City code change for alcohol codes
Columbia City Council voted to bring the city code into line with state liquor laws.
These laws came into effect on August 28.
On July 7, Governor Mike Parson signed Senate Bill 126 place. The measure brought changes to the state’s liquor laws, which affected sales hours and the ability to sell take-out alcoholic beverages.
The updated city code allows:
- Liquor stores may sell alcohol which can be consumed on its location
- Alcohol sales hours changes
- Always allow alcoholic beverages to take away
- Have a start time for alcohol sales for nonprofits that host special events
New code changes allow people to buy alcohol in its original packaging between 6 a.m. on Sunday and 1:30 a.m. on Monday. This is a change from the current Sunday hours of 9:00 a.m. to midnight.
âIn my opinion, extending hours is good for business, it’s good for everyone, including liquor stores and restaurants,â said Billy Giordano, owner of Room 38.
Not all owners strongly support the possible new law. Sunny Patel, owner of NoGas on Hitt St., said no one will be coming to drink on Sunday.
Patel said he didn’t plan to change his hours, nor did he expect other liquor stores to change theirs.
Restaurants, bars and hotels now have the option of applying for a license to sell alcohol during those same hours.
A requirement for the sale of take-out alcoholic beverages is the purchase of a meal. The ordinance states that an individual can purchase two alcoholic beverages for each take-out meal purchased.
Giordano says Room 38 would like to have the option to sell take out drinks.
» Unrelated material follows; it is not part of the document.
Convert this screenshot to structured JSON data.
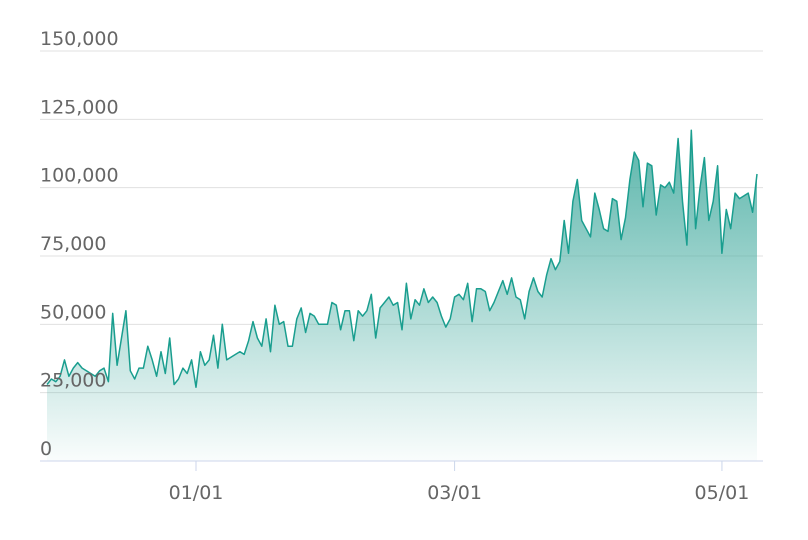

He says it would benefit businesses, especially those recovering from the pandemic.
Proposal for a warming center
The Columbia City Human Rights Commission has asked Columbia City Council to temporarily change the temperature opening at the Wabash Emergency Warming Center.
Currently, Colombia’s warming centers open when the temperature drops to nine degrees.
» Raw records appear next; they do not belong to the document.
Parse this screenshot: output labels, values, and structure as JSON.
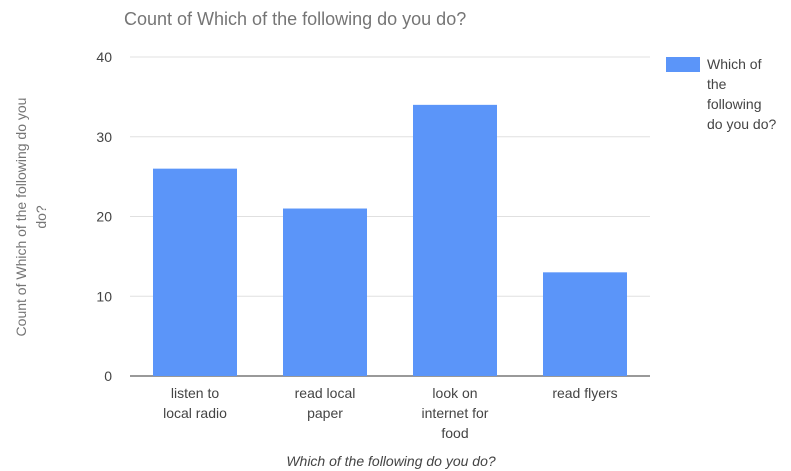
{
  "chart_data": {
    "type": "bar",
    "title": "Count of Which of the following do you do?",
    "xlabel": "Which of the following do you do?",
    "ylabel": "Count of Which of the following do you do?",
    "categories": [
      "listen to local radio",
      "read local paper",
      "look on internet for food",
      "read flyers"
    ],
    "series": [
      {
        "name": "Which of the following do you do?",
        "values": [
          26,
          21,
          34,
          13
        ]
      }
    ],
    "ylim": [
      0,
      40
    ],
    "yticks": [
      0,
      10,
      20,
      30,
      40
    ],
    "grid": true,
    "legend": "right",
    "colors": {
      "bar": "#5b95f9",
      "grid": "#e0e0e0",
      "baseline": "#333333"
    }
  }
}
The Columbia Human Rights Commission is asking city council to increase the opening temperature of the Wabash emergency warming center to 18 degrees.
In a letter to council members, the commission said it had gathered information on Columbia’s homeless population and the resources needed for the Wabash Emergency Warming Center.
The commission said if the change had been implemented last year, it would have allowed the warming center to be open for an additional seven days.
It comes down to an extra night in December, two nights in January, and four nights in February.
The letter to city council said that a temporary opening temperature change would allow Columbia to reassess its staffing resources before potentially deciding to permanently implement the change.
At Monday’s meeting, City Manager John Glascock advised council members not to take any action on the matter because “it could violate federal funds.”
Glascock was not in favor of an extension of hours and board members decided to dig into a staff report before making a decision.